But even if it were a choice, as many religiously-minded dissenters charge, it wouldn’t matter because church and state must remain separate, especially when church attempts to restrict the ability of certain groups of people to live free and happy lives. Purely religious justifications for preventing these laws don’t stand.
Neither could these demands be considered unreasonable.
It’s undeniable that LGBTQ people face more discrimination generally than non-LGBTQ people.
This is made evident by the fact LGBTQ people only had their right to be married acknowledged last year.
This general incongruence in obstacles facing LGBTQ people and heterosexual people is obvious to anyone who can pick up a history book, look at the news or digest the events going on around them in their own communities.
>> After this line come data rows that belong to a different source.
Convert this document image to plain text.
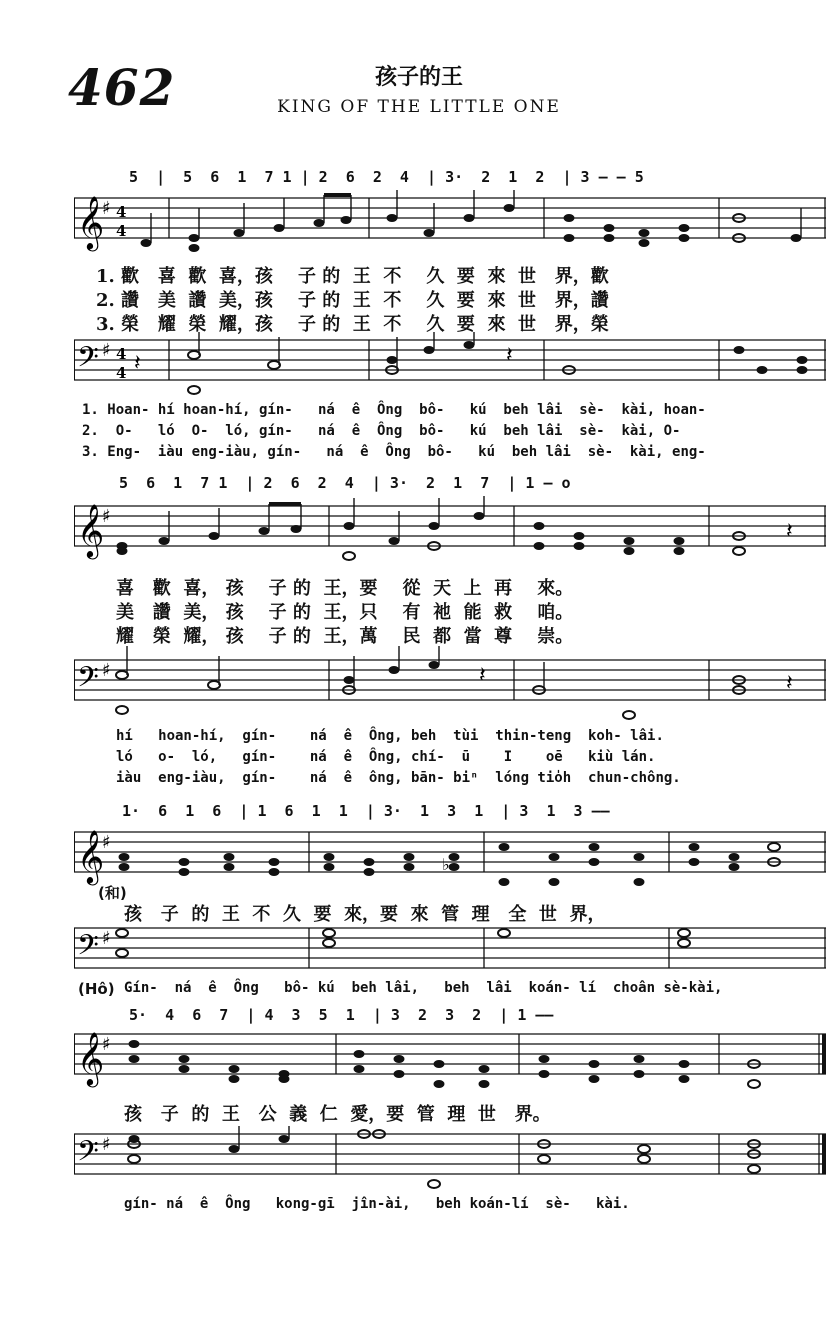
462	孩子的王
KING OF THE LITTLE ONE
5  |  5  6  1  7 1 | 2  6  2  4  | 3·  2  1  2  | 3 — — 5
𝄞
♯ 4
4
1. 歡   喜  歡  喜，孩    子 的  王  不    久  要  來  世   界，歡
2. 讚   美  讚  美，孩    子 的  王  不    久  要  來  世   界，讚
3. 榮   耀  榮  耀，孩    子 的  王  不    久  要  來  世   界，榮
𝄢 ♯ 4
4
𝄽
𝄽
1. Hoan- hí hoan-hí, gín-   ná  ê  Ông  bô-   kú  beh lâi  sè-  kài, hoan-
2.  O-   ló  O-  ló, gín-   ná  ê  Ông  bô-   kú  beh lâi  sè-  kài, O-
3. Eng-  iàu eng-iàu, gín-   ná  ê  Ông  bô-   kú  beh lâi  sè-  kài, eng-
5  6  1  7 1  | 2  6  2  4  | 3·  2  1  7  | 1 — o
𝄞
♯
𝄽
喜   歡  喜， 孩    子 的  王，要    從  天  上  再    來。
美   讚  美， 孩    子 的  王，只    有  祂  能  救    咱。
耀   榮  耀， 孩    子 的  王，萬    民  都  當  尊    崇。
𝄢 ♯	𝄽	𝄽
hí   hoan-hí,  gín-    ná  ê  Ông, beh  tùi  thin-teng  koh- lâi.
ló   o-  ló,   gín-    ná  ê  Ông, chí-  ū    I    oē   kiù lán.
iàu  eng-iàu,  gín-    ná  ê  ông, bān- biⁿ  lóng tio̍h  chun-chông.
1·  6  1  6  | 1  6  1  1  | 3·  1  3  1  | 3  1  3 ——
𝄞
♯
♭
(和)
孩   子  的  王  不  久  要  來，要  來  管  理   全  世  界，
𝄢 ♯
(Hô) Gín-  ná  ê  Ông   bô- kú  beh lâi,   beh  lâi  koán- lí  choân sè-kài,
5·  4  6  7  | 4  3  5  1  | 3  2  3  2  | 1 ——
𝄞
♯
孩   子  的  王   公  義  仁  愛，要  管  理  世   界。
𝄢 ♯
gín- ná  ê  Ông   kong-gī  jîn-ài,   beh koán-lí  sè-   kài.
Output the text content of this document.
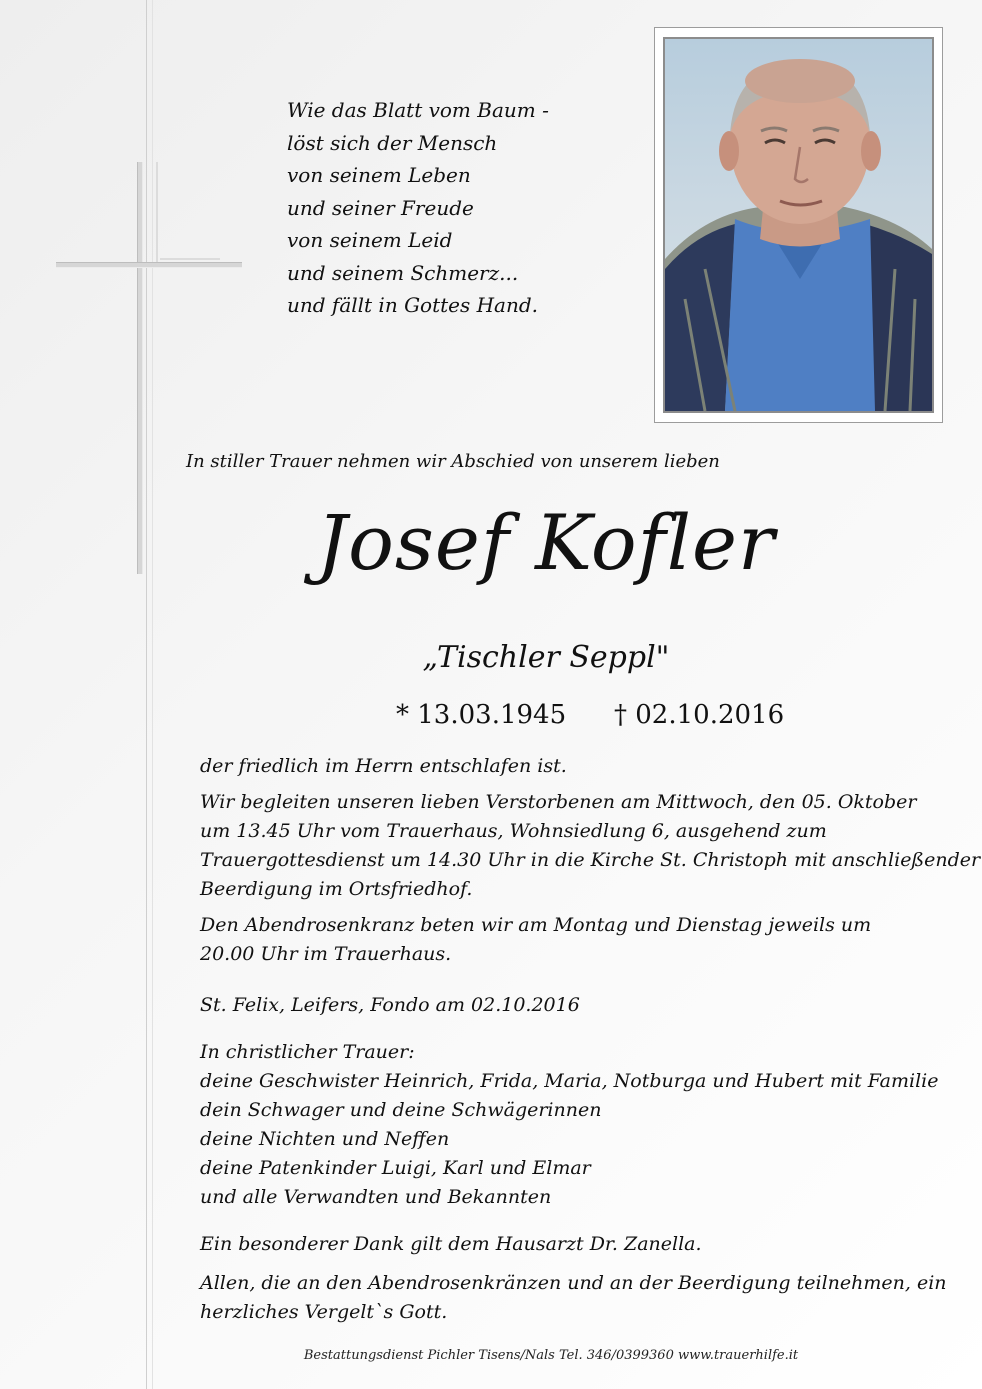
Wie das Blatt vom Baum -
löst sich der Mensch
von seinem Leben
und seiner Freude
von seinem Leid
und seinem Schmerz...
und fällt in Gottes Hand.
In stiller Trauer nehmen wir Abschied von unserem lieben
Josef Kofler
„Tischler Seppl"
* 13.03.1945 † 02.10.2016
der friedlich im Herrn entschlafen ist.
Wir begleiten unseren lieben Verstorbenen am Mittwoch, den 05. Oktober
um 13.45 Uhr vom Trauerhaus, Wohnsiedlung 6, ausgehend zum
Trauergottesdienst um 14.30 Uhr in die Kirche St. Christoph mit anschließender
Beerdigung im Ortsfriedhof.
Den Abendrosenkranz beten wir am Montag und Dienstag jeweils um
20.00 Uhr im Trauerhaus.
St. Felix, Leifers, Fondo am 02.10.2016
In christlicher Trauer:
deine Geschwister Heinrich, Frida, Maria, Notburga und Hubert mit Familie
dein Schwager und deine Schwägerinnen
deine Nichten und Neffen
deine Patenkinder Luigi, Karl und Elmar
und alle Verwandten und Bekannten
Ein besonderer Dank gilt dem Hausarzt Dr. Zanella.
Allen, die an den Abendrosenkränzen und an der Beerdigung teilnehmen, ein
herzliches Vergelt`s Gott.
Bestattungsdienst Pichler Tisens/Nals Tel. 346/0399360 www.trauerhilfe.it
Auburn University students comprise over half of the city of Auburn’s population.
We can have a strong voice, and we have a moral obligation to use that voice to advocate for the inclusiveness and equality our LGBTQ family members deserve.
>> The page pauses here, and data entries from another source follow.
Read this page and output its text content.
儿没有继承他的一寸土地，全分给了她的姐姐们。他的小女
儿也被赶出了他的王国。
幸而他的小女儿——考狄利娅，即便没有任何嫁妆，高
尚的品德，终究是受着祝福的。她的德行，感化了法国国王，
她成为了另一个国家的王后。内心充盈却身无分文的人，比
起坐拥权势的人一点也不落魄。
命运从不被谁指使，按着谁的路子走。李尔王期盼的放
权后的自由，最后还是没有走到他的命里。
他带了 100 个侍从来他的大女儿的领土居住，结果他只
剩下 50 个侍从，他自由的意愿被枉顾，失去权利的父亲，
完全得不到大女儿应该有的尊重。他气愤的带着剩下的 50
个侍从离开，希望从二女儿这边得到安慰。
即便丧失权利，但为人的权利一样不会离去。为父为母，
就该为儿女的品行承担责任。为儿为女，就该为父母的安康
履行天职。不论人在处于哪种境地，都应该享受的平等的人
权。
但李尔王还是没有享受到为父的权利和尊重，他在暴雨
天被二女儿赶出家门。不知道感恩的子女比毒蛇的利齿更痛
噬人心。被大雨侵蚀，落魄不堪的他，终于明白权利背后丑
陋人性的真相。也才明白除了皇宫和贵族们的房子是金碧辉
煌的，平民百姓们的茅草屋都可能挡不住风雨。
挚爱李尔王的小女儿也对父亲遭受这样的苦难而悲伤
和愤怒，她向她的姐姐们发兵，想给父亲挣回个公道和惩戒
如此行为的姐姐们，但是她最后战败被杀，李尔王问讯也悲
We need to ensure our family is protected, not only on campus, but also in our community. This will involve interacting with city officials and demanding nondiscrimination policies and laws.
Auburn can carry the mantle in leading the fight for LGBTQ equality in Alabama.
It’s not like other cities are far ahead of us, with the highest score in Alabama belonging to Birmingham with a proud 12 out of 100.
Let’s lead this charge and extend the Auburn Family to those not only on our campus, but in our city as well.